82 Me. 408 | Me. | 1890

Peters, C. J.

In the account annexed, tbe plaintiff’s claim is alleged in this form: “To consideration for my conveyance to you (defendant) of one sixth interest in your farm in Cornville— $1,000.00.” After the trial had proceeded at some length, the plaintiff was allowed to amend his writ by adding a special count, alleging a sale to defendant of one sixth of the farm, a promise of the defendant, in consideration of such conveyance, to render to the plaintiff a life-support at his home, a breach of the promise, and the damages occasioned thereby, — a condition of the amendment to be tliat no more than one thousand dollars should be recoverable under such new count.

The propriety of this amendment is denied. We are unable to perceive that its allowance transcended the legal limit. The elements of the unamended and of the amended declaration are in substance tbe same, — those of the latter being elaborated. By *410the writ as it was, the plaintiff sues for a thousand dollars for her interest in land. By the writ as it is, she sues for the value of something worth one thousand dollars, for her interest in land. It will be noticed that the declaration, as it originally stood, does not claim the value of the land, but an amount agreed to be paid therefor. The plaintiff now asserts that the consideration which she was to receive, instead of being one thousand dollars in money, was something actually worth one thousand dollars, if reduced to or converted into money. At first it was the skeleton bare, — now it is the skeleton clothed.

As bearing on the improbability that plaintiff and defendant would contract for her support in his family after he had been divorced from his wife, plaintiff’s daughter, the defendant denying such agreement, the counsel for the defendant offered in evidence the libel and its allegations, upon which the divorce was decreed. The judge admitted the fact of divorce, and its date, but not the causes alleged for a divorce. This was undoubtedly correct. The evidence excluded was too remote, and had it been admitted, would have introduced collateral matter very foreign to the issue.

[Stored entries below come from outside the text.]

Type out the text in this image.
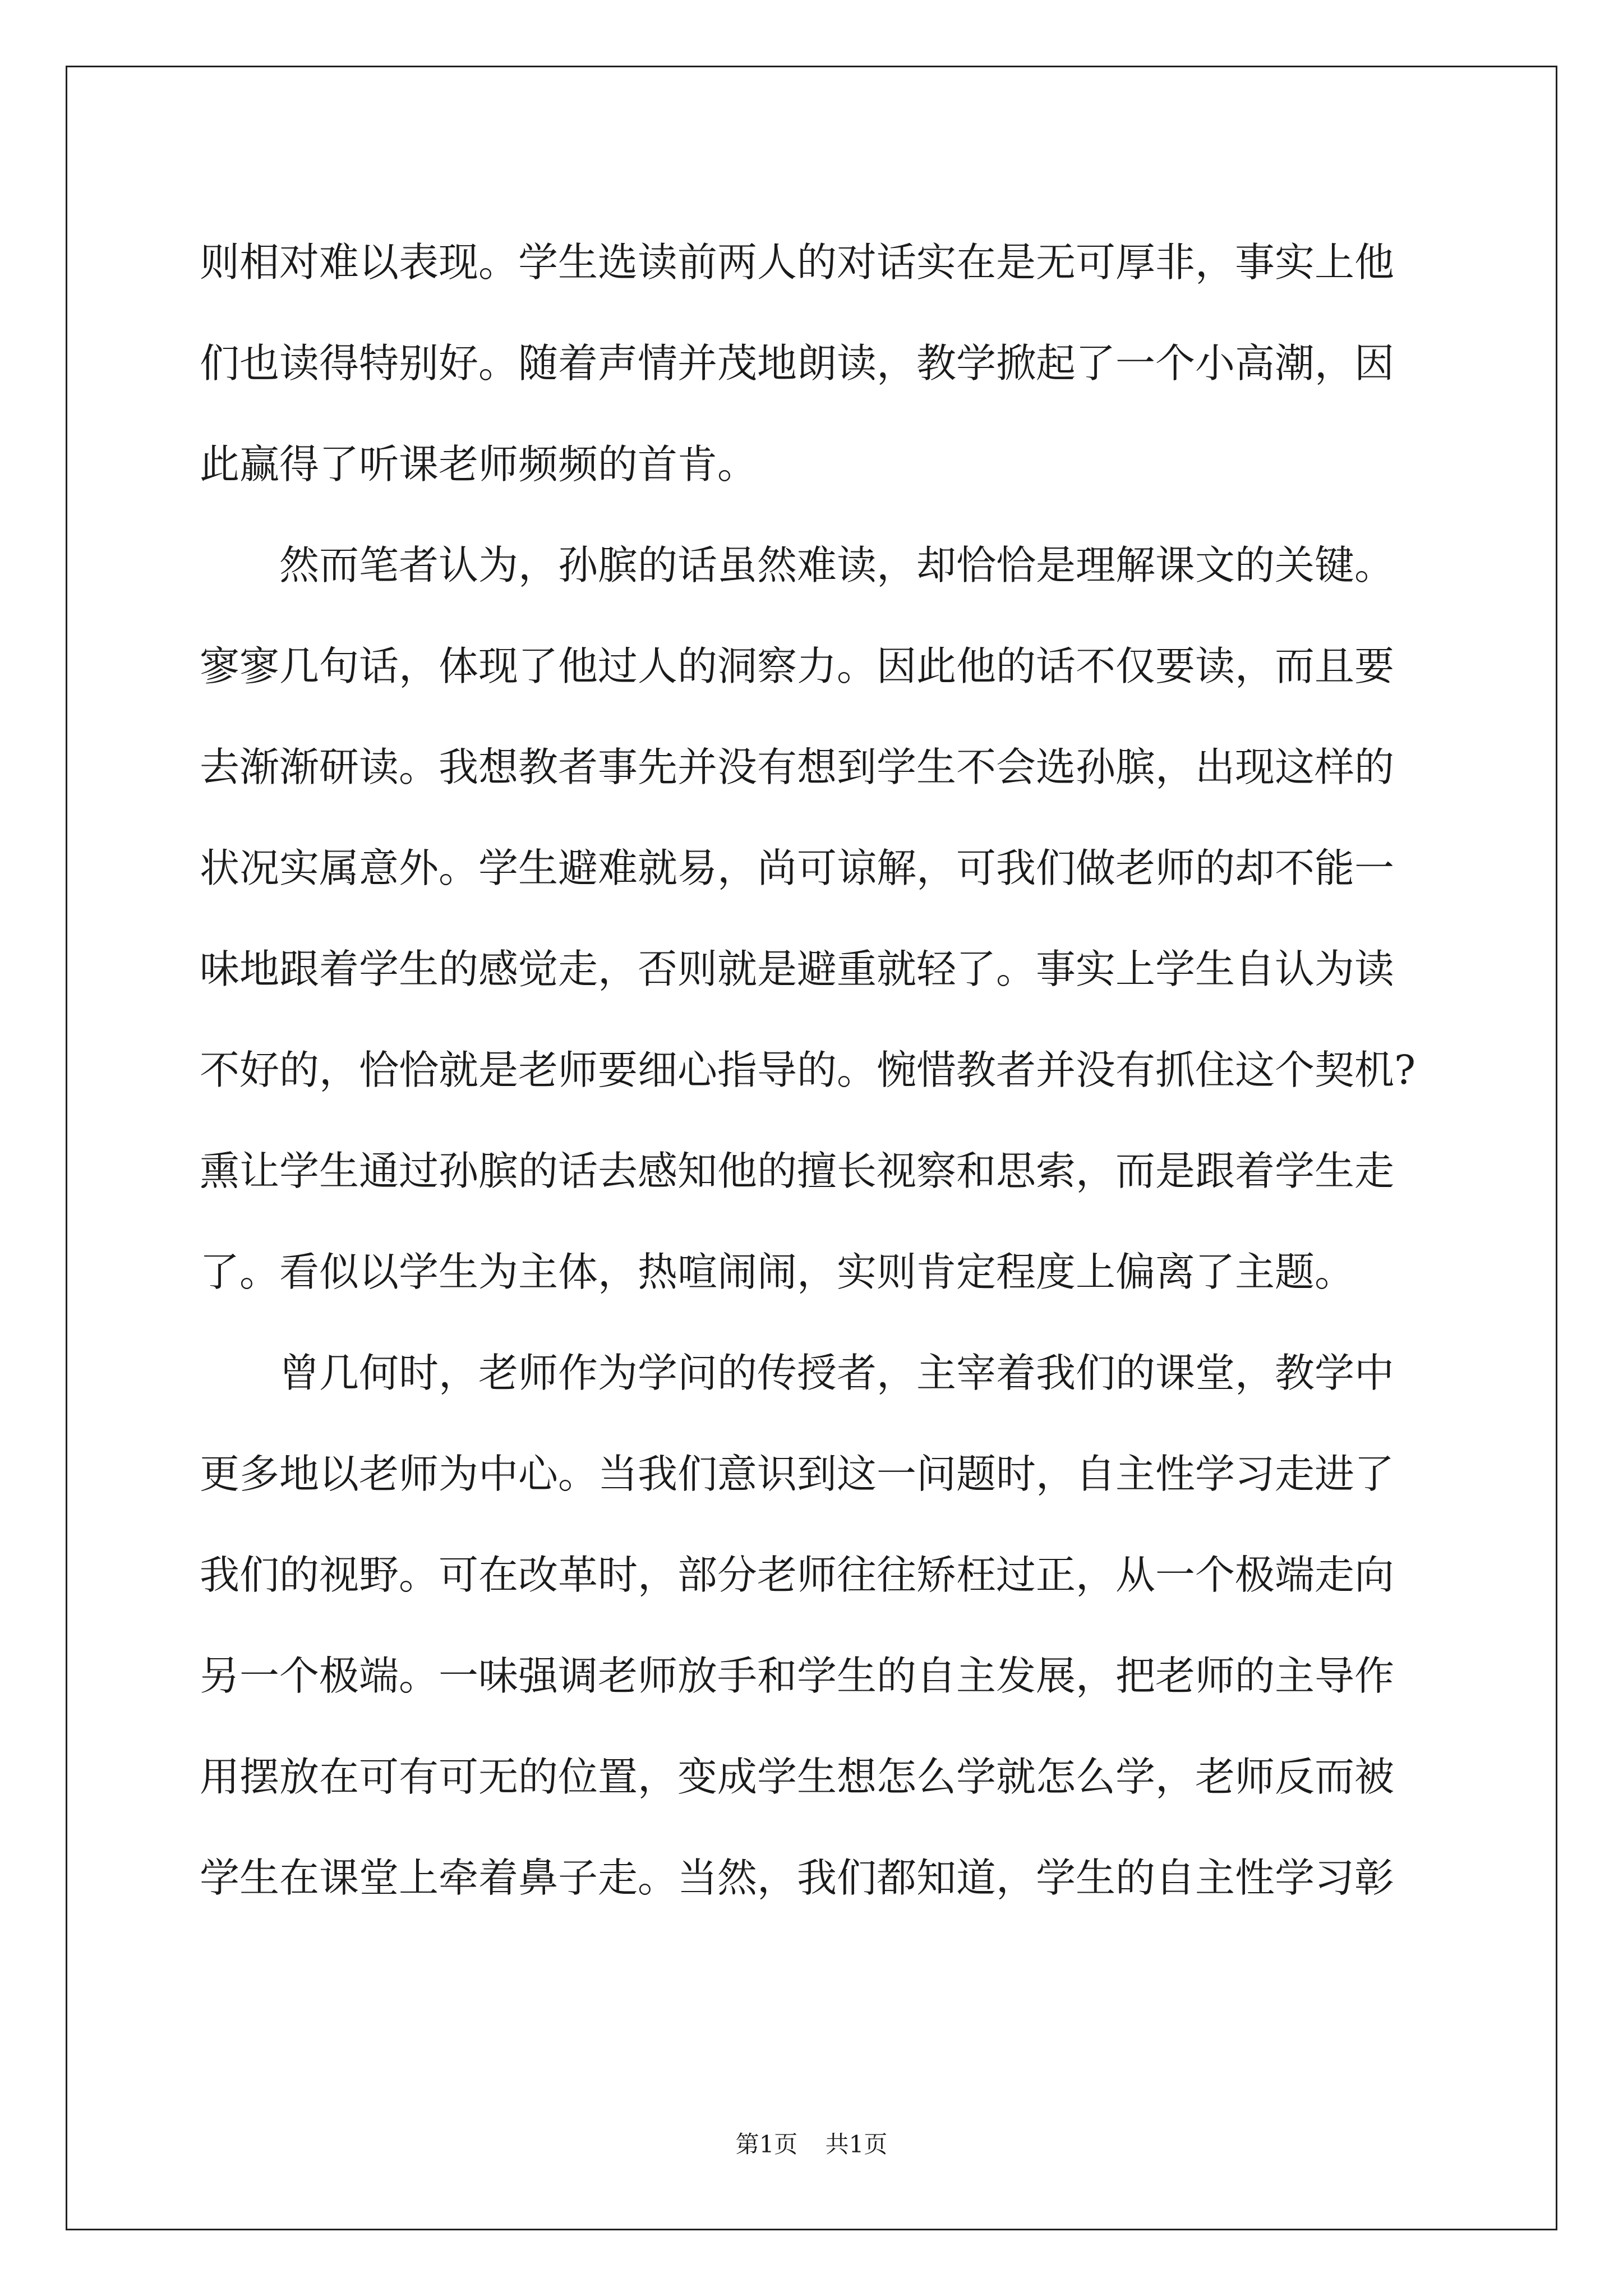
则相对难以表现。学生选读前两人的对话实在是无可厚非，事实上他
们也读得特别好。随着声情并茂地朗读，教学掀起了一个小高潮，因
此赢得了听课老师频频的首肯。
　　然而笔者认为，孙膑的话虽然难读，却恰恰是理解课文的关键。
寥寥几句话，体现了他过人的洞察力。因此他的话不仅要读，而且要
去渐渐研读。我想教者事先并没有想到学生不会选孙膑，出现这样的
状况实属意外。学生避难就易，尚可谅解，可我们做老师的却不能一
味地跟着学生的感觉走，否则就是避重就轻了。事实上学生自认为读
不好的，恰恰就是老师要细心指导的。惋惜教者并没有抓住这个契机?
熏让学生通过孙膑的话去感知他的擅长视察和思索，而是跟着学生走
了。看似以学生为主体，热喧闹闹，实则肯定程度上偏离了主题。
　　曾几何时，老师作为学问的传授者，主宰着我们的课堂，教学中
更多地以老师为中心。当我们意识到这一问题时，自主性学习走进了
我们的视野。可在改革时，部分老师往往矫枉过正，从一个极端走向
另一个极端。一味强调老师放手和学生的自主发展，把老师的主导作
用摆放在可有可无的位置，变成学生想怎么学就怎么学，老师反而被
学生在课堂上牵着鼻子走。当然，我们都知道，学生的自主性学习彰
第1页 共1页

The case discloses that, when a contract was made by the parties, which plaintiff says was for her support, the defendant denying it, and contending that it was altogether a different transaction which then took place, Mr. Walton and Mr. Merrill, opposite counsel in this trial, were present at the time. Neither of the counselors was called as a witness, and neither offered to testify, nor asked the privilege. In the course of the closing argument, another counsel for the defense, Mr. Stewart,'was proceeding to comment upon the omission of the plaintiff to call her own counsel, Mr. Walton, to corroborate her testimony, and to contradict the defendant’s as to that transaction, when the presiding judge interrupted the argument with the remark that such comment was not allowable; and the judge in his charge told the jury they were not at liberty to draw any unfavorable inference against the plaintiff for omitting to call Mr. Walton as a witness, nor against the defendant for not calling Mr. Merrill, as they were not competent witnesses. This remark was not literally correct. The attorneys *411could have testified by leave of court, and without leave by after-wards withdrawing from participating further in the trial of the cause. Rule 42, 72 Maine, 581. While it may not be that the attorneys were incompetent to testify, they did not testify, and the testimony having been closed with no word spoken about their testifying, we think it was proper for the judge, as the case then stood, to prevent comment on the omission. Such a course is in harmony with the rule which the court has established to discourage lawyers from identifying themselves with their causes as witnesses. We think the defendant is not aggrieved by this direction.

The rule of damages, given in the charge, is excepted to in one particular. After stating that the damages recoverable by the plaintiff' would be the value of her life-support, she to contribute towards such support in reasonable ways by her own exertions and labor, and explaining the usual mode of ascertaining her expectation of life, which was admitted to be between nine and ton years, the judge added these propositions: “But you must remember that it is a sum of ready money which if she receives it, she may invest and receive an income upon it. It is such a sum as if invested at a reasonable rate of interest would yield an annual income during her lifetime sufficient to support her, leaving nothing remaining at the time of h§r death. But they could not exceed $1000 and interest from date of writ.”

It is contended that an element was omitted from the true rule, and that the statement would more properly be, that she should have a sum which together with its income would support her for the lifetime. But did not the judge say that substantially? Could not the jury understand him as so meaning, by the expression, “leaving nothing remaining at her death?” We think so.

Motion and exceptions overruled.

V"irgin, Libbey, Emery and Foster, JJ., concurred.